China – intimations of the future
A senior banker with a global brand stated how sobering this type of conversation is. “Looking at China, the traditional private banking model will be an increasingly tough sell for the younger, entrepreneurial and very wealthy generation. What Bill Gates said would take place in 10 or 20 years is actually starting to happen now.”
“Younger generations most value convenience,” he continued. “Traditional banks simply can’t seem to make a few tweaks and adapt. Sometimes, I almost think we need to tear down the house and re-build it, but that means accepting we are going to cut our revenue in half or by two-thirds for the next two years and lose half of our AUM. Focus has to be on re-building something very different, more robust. But of course, that is very tough to do, especially for a standalone private bank because that’s your entire business. And if part of a global universal bank, then you have to sacrifice earnings.”
I tend to agree,” said another expert. “After a career in banking, I attended Harvard where I learned that traditional companies wanting to go digital have to break down their business and re-build it from scratch. The major challenge for the CEO and the board is therefore that in the first year or two, revenues just collapse and you need the support of your board and shareholders. You really have to believe in what you’re doing because by the time revenues start to pick up, most of the time you would have already been fired. But, if you can hold on and apply the right strategy, revenues can rise quickly.”
Break and build risks too unpalatable
The risks of this approach to the institution and to individuals’ careers and remuneration are so significant that people are afraid to take these steps. “Traditional bankers are smart people, but they do not fully understand what a digital bank truly is or how to move in that direction, they simply don’t have those skills. This is why they continue to play the music when the Titanic is sinking.”

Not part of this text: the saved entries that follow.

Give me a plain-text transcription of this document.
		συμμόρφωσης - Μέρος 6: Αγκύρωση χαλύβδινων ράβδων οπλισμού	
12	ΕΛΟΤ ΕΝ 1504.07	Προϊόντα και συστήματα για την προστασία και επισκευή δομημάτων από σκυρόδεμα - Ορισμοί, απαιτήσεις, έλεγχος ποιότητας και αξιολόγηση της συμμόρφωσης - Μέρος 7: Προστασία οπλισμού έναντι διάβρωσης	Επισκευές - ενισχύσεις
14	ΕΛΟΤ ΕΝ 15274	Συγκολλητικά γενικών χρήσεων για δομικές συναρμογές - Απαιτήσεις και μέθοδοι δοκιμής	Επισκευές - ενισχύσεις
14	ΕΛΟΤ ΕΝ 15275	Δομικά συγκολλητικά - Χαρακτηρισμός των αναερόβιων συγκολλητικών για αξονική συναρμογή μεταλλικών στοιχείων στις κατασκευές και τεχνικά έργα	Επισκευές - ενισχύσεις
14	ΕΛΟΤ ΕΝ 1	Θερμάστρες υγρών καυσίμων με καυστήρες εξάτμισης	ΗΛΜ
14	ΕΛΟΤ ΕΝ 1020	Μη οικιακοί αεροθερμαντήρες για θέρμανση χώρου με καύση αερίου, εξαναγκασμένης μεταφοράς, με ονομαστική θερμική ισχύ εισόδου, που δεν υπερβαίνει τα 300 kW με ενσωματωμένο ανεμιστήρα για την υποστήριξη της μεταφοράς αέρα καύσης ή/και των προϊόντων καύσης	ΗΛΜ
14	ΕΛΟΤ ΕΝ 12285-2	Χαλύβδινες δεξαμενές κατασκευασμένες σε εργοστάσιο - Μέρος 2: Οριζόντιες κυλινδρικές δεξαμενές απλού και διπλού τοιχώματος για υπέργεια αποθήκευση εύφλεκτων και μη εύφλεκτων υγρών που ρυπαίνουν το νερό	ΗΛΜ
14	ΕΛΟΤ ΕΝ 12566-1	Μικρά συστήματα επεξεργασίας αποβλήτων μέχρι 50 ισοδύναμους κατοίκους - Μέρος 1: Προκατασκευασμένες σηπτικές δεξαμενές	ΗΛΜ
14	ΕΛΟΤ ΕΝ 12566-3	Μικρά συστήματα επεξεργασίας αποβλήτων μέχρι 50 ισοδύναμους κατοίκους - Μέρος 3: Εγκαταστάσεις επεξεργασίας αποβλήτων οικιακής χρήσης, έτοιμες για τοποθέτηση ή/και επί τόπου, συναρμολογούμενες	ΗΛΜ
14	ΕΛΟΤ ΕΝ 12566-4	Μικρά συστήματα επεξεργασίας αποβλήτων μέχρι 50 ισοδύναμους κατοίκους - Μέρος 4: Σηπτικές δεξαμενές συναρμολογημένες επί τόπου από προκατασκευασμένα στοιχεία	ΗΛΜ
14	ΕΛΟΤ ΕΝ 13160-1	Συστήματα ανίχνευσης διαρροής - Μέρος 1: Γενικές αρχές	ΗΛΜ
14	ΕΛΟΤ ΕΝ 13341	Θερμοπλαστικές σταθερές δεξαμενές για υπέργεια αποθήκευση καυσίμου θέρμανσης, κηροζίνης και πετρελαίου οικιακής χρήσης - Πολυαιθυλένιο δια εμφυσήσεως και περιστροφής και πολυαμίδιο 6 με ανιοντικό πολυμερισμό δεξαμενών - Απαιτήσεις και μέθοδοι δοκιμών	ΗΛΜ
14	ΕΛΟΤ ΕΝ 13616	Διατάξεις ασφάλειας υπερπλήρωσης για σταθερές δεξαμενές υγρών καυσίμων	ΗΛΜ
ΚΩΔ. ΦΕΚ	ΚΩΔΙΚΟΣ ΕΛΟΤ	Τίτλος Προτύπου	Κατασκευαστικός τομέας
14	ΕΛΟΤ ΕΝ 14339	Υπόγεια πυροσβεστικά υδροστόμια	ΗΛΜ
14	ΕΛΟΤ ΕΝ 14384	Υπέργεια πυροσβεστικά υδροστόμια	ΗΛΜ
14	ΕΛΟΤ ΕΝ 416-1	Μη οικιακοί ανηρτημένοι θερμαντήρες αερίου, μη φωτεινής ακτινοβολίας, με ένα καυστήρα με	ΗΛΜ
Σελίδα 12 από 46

However, he said that there are great opportunities for those who take the risk because the digital banks, the new entrants, lack the skillset of the traditional banks. For example, a Chinese client might put up a chunk of USD2 billion of equities and want loans of say USD200 million against that, but an app can’t handle that request. The same Chinese client might want to buy a building in New York, not just an apartment, and want a loan of USD100 million. Again, the app can’t do that. We need relationship managers for top-end services, for the 10 to 15 percent of our clients who have such needs. However, there is no doubt that for the majority of our clients there is a lot we can automate and perhaps build an app that reduces costs and makes the RMs more cost-effective.”
Ultimately, the philosophical, strategic and practical visions of the future of wealth management need to be carefully and thoroughly combined if the private banks and leading wealth management firms are to compete with each other and with the tech-enhanced, smart new entrants at the gates.